Today, the Center for Democracy & Technology, along with 93 other civil society organizations, sent a letter to the Secretary General of the Council of Europe, Thorbjørn Jagland, requesting transparency and meaningful civil society participation in the Council of Europe’s negotiations of the draft Second Additional Protocol to the Convention on Cybercrime. The Second Additional Protocol will address cross-border access to data by law enforcement authorities. This new international text may also include ways to create more effective Mutual Legal Assistance Treaties (MLATs), as well as “[p]rovisions allowing for direct cooperation with service providers in other jurisdictions with regard to requests for subscriber information, preservation requests, and emergency requests.”
The Second Additional Protocol is currently being discussed at the Cybercrime Convention Committee (T-CY) of the Council of Europe, a committee which aims to facilitate the effective use and implementation of the Convention. The T-CY aims to finalize the Second Additional Protocol by December 2019. While the Council of Europe has made clear its intention for “close interaction with civil society”, civil society groups are asking to be included throughout the entire process—not just during the Council of Europe’s Octopus Conferences. The Octopus Conference is valuable as it brings together in Strasbourg international experts on cybercrime, and will allow stakeholders to make their views on the protocol known. A consultation with external stakeholders is scheduled for July 12, the second day of the conference. However, as explained in our letter, there is no need for civil society participation to be limited to this forum. Rather we call for the T-CY to:
“develop a detailed plan for online debriefing sessions after each drafting meeting, both plenary and drafting, and to invite civil society as experts in the meetings, as is customary in all other Council of Europe Committee sessions. With a diligent approach to making all possible documents public and proactively engaging with global civil society, the Council of Europe can both build on its exemplary approach to transparency and ensure that the outcome of this process is of the highest quality and achieves the widest possible support.”

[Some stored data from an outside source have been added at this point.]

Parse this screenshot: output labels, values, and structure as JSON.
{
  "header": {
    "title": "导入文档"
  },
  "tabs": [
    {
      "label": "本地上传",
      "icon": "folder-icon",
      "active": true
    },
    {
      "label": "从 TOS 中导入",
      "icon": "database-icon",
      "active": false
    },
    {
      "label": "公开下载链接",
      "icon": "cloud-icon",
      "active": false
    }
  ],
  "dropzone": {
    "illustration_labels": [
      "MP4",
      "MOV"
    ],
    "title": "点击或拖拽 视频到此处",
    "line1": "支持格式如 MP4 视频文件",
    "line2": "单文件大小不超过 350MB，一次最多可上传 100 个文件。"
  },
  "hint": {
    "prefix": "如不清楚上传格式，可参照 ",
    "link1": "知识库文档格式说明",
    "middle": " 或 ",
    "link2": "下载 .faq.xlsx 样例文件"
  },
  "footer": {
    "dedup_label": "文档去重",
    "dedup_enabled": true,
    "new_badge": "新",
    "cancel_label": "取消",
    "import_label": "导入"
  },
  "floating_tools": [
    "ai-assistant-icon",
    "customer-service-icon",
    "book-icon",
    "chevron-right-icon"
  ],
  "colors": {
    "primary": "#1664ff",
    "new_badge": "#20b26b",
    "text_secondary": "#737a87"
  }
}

Multiple initiatives are in the works to address cross-border data demands. Congress recently passed the CLOUD Act, which permits the U.S. Department of Justice to authorize foreign governments to serve direct surveillance demands on U.S. providers. The European Commission is expected to unveil a proposal on E-evidence on April 17, a version of which has already been leaked. This Second Additional Protocol will be a multilateral agreement and if it lacks human rights protective safeguards, it poses tremendous risk. Therefore it is vital that the negotiations be transparent, and that civil society be able to fully participate in the protocol’s creation. We want to engage in this process to ensure the new protocol will uphold the highest human rights standards.